U.S. Tariffs on India Trigger Market Jitters Amid Trade Negotiations
- wealnare
- Jul 30, 2025
- 1 min read

On July 30, 2025, U.S. President Donald Trump announced an impending 25 per cent tariff on Indian exports, effective August 1, alongside unspecified penalties targeting India’s energy and defense procurements from Russia. The announcement stems from stalled India–U.S. trade negotiations—despite sustained bilateral trade valued at roughly USD 129 billion in 2024, with India enjoying a circa USD 46 billion surplus.
Markets reacted swiftly: Indian equity futures and export‑oriented sector indices tumbled as analysts warned of rising cost structures and disrupted supply chains. Investors noted that the tariff is marginally lower than the 26 per cent rate floated in April, though still materially impactful. Negotiating friction focused on agriculture and dairy concessions, arenas where New Delhi remains firm, raising concerns about escalation of trade friction.

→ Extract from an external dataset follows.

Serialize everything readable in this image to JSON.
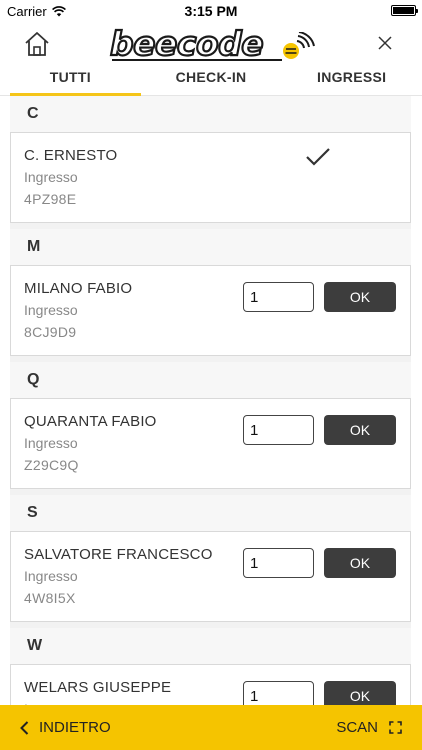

Indian trade commentators lambasted the move as coercive “arm‑twisting”, especially in contrast with the balanced India‑UK pact. These tensions amplify volatility in investor sentiment, particularly among exporters, manufacturers, and allied service sectors. Corporate boardrooms are now revisiting revenue forecasts while portfolio strategists adjust exposure to sectors vulnerable to trade shocks. The standoff underscores the fragility of multilateral deal momentum despite parallel progress with other partners.